Fourth-largest hyperscaler in 45 days
Colossus positioned SpaceX as the fourth-largest hyperscaler within 45 days through vertical integration and rapid deployment (122 days vs. years), securing major deals with Anthropic and Google.
The valuation debate: spreadsheets vs. belief
Valuation debates pit spreadsheet-driven analysts citing 25x overvaluation metrics against believers in Elon's track record of 25,000% Tesla returns and unmatched vertical integration mastery.
🛰️ Orbital Infrastructure & The 'Algorithm' 3 insights
$5B orbital centers vs $25B terrestrial
Orbital data centers could cost $5 billion versus $25 billion for terrestrial facilities by eliminating cooling needs and leveraging constant solar energy while bypassing land scarcity and regulatory bottlenecks.
Applying the 'algorithm' to hardware
Elon's methodology focuses on subtracting complexity via the 'idiot index' and identifying bottlenecks where physical products pile up, then eliminating them systematically rather than adding layers.
Rocket monopoly creates hardware moat
SpaceX's monopoly on rocket launches and satellite deployment creates a hardware moat that software-centric competitors like Google and Amazon cannot easily replicate for orbital infrastructure.
⚡ The Real AI Bottlenecks: Physical Commodities 3 insights
Commodities over narratives
AI model commoditization and corporate adoption delays create headwinds for pure-play AI investments while physical infrastructure constraints represent the real scarcity and investment opportunity.

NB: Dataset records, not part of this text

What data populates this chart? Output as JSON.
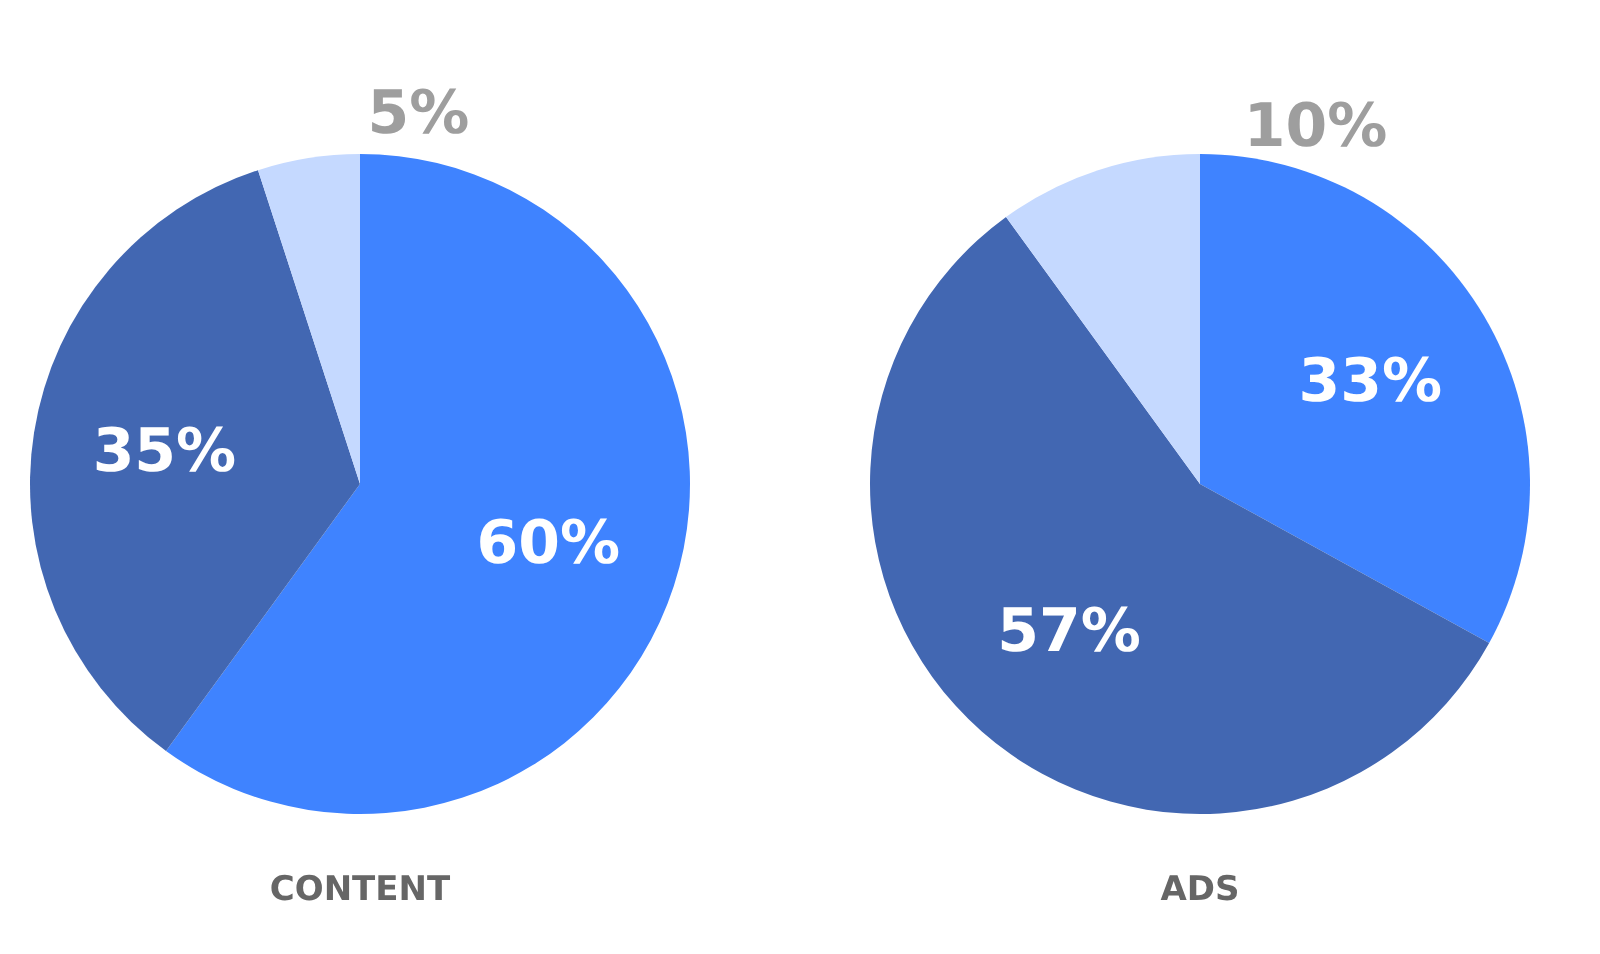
{
  "chart_data": [
    {
      "type": "pie",
      "title": "CONTENT",
      "categories": [
        null,
        null,
        null
      ],
      "values": [
        60,
        35,
        5
      ],
      "colors": [
        "#3f83ff",
        "#4267b2",
        "#c5d9ff"
      ],
      "value_labels": [
        "60%",
        "35%",
        "5%"
      ]
    },
    {
      "type": "pie",
      "title": "ADS",
      "categories": [
        null,
        null,
        null
      ],
      "values": [
        33,
        57,
        10
      ],
      "colors": [
        "#3f83ff",
        "#4267b2",
        "#c5d9ff"
      ],
      "value_labels": [
        "33%",
        "57%",
        "10%"
      ]
    }
  ]
}
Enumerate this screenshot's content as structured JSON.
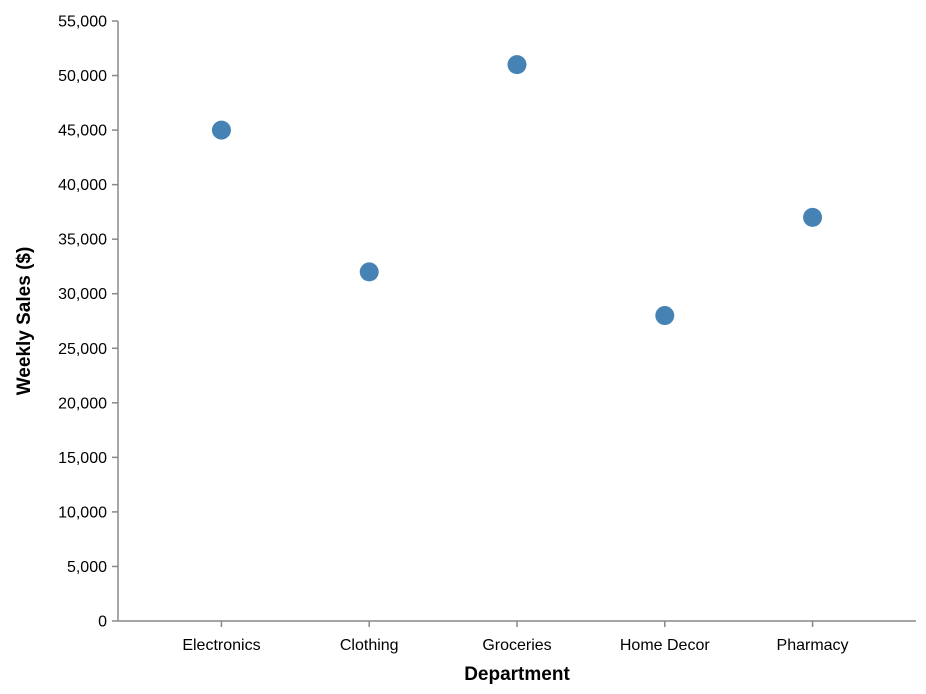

Copper demand equals 10,000 years of mining
Critical commodity shortages present the actual investment opportunity: copper demand for the next 10-15 years equals all copper mined over the last 10,000 years while silver is essential for batteries and orbital data centers.
Memory and storage constraints
Physical AI infrastructure including humanoids and data centers will drive exponential demand for memory, energy storage, and raw materials that the market currently underappreciates.
💎 Investment Strategy: Headwinds vs. Tangibles 3 insights
Market psychology favors 52-week highs
Current market psychology favors narrative-driven assets at 52-week highs while ignoring depressed assets like Bitcoin below 200-day moving averages and essential commodities.
Low probability dreams vs. inevitable constraints
Betting on SpaceX requires accepting low-probability outcomes and long execution timelines whereas commodity plays offer exposure to the inevitable physical constraints of the AI buildout.
Batteries as the critical path
Energy storage and battery technology represent the critical path to solving terrestrial power grid limitations for AI, making silver and energy investments more attractive than the dream stocks.
Bottom Line
Prioritize scarce physical commodities (silver, copper, energy) and battery technology over high-valuation narrative stocks, as these represent the inevitable bottlenecks that will constrain AI and space infrastructure regardless of which company wins.